Saturday, May 24, 2014


I think I must have read thousands of mystery stories in my life. Right now I am taken with Poirot and Nero Wolfe, but I have loved Holmes, and the Dick Frances heroes, Jack Spratt, Marlowe, and dozens of others. But in all these mystery stories I don't think I have ever, not even a single time, deduced the murderer. I am like a child, filled hopelessly with wonder. Most of the time I don't seriously even try to guess, I mean, not unless the author sort of tells me to. I am like putty in the author's hands. If the author says "Think it's this person." I think it's that person. If the author says "Hope that it's not that person." I desperately hope that it is not that person. And I read on wide eyed. Mystified.

But even though I do not have any ability to figure out the murderer in a mystery, I have no problem whatsoever writing a mystery. For instance, here is one. But it goes way beyond that.  I consider most of my blog posts to be a kind of a mystery because I consider most writing to be, fundamentally, mystery writing, at least in some basic sense. A story starts, an essay starts, a train of thought starts, and there are the questions that begin to crystallize in the first words and start to drive it all along like an engine: What will happen? Why did what happened happen? What is the point and meaning of what is being said? Where is this going? How will this all make sense? 

Here, look at what you're reading now. There's a reflection on my reading past, an exploration of the Mystery genre and my relation to it, an expansion of the framework of our discussion. Even now everything grows more and more complicated. What is each new sentence here if not a clue? Isn't part of your reason for reading further on to find out how this all ties together, what point I come to? Interesting ideas are emerging, yes, but what is the story they tell? What sense will bring them all together in the end.

In a detective story I watch as events pile up, mysteries become literal, and clues are gathered and discussed. But I form no solid sense of the meaning of everything until I am told by the brilliant detective himself. But if I were in that story, not living it, no, but writing it, not that I could, not that story, but if I were writing something like it, the feel of everything passing through me, being handled and brought out by me, would tell me where to go. My attention would be on the underside of the story. I would feel it as strands woven together into a rope, not as a single moment of the present moving along.

Sometimes when I write a post here I know what I want to say, and if what I want to say is strong enough, then I have to assemble the clues that make it all so. I have the solution and must assemble the proofs, the trail to it. But sometimes I start and only learn the shape of the whole thing by weaving pieces together. And sometimes I head out as lost as you are as to what I'm up to. I must examine each detail, the cadence, my heart, the quickly decreasing collection of solutions that can still stand in the face of what I have said before, and when there is only one left, I am done.

I will not say all writing is thus.
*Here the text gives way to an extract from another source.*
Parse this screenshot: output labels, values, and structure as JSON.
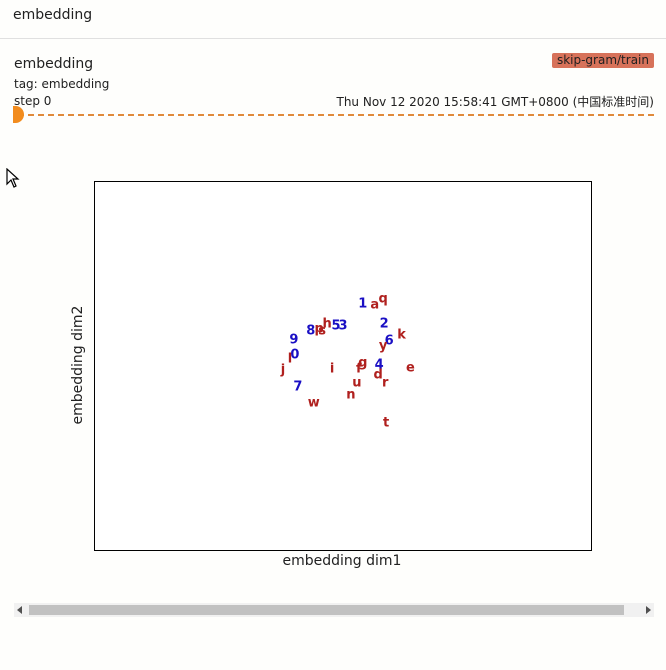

But if you look around in most, ranging vastly beyond the mystery genre, there is some sort of abstract version of a revealed murderer, a detective piecing it together for you, and most of all there is an explanation of the meaning of these things found on the floor of a locked room. Everything is a locked room. The mystery story itself is just writing itself made tangible, turned into events and characters, turned into story, the tools given names.

When I read a mystery I do not read to take apart the magic. I read to ride the magic. And when I write? There's nothing up my sleeve.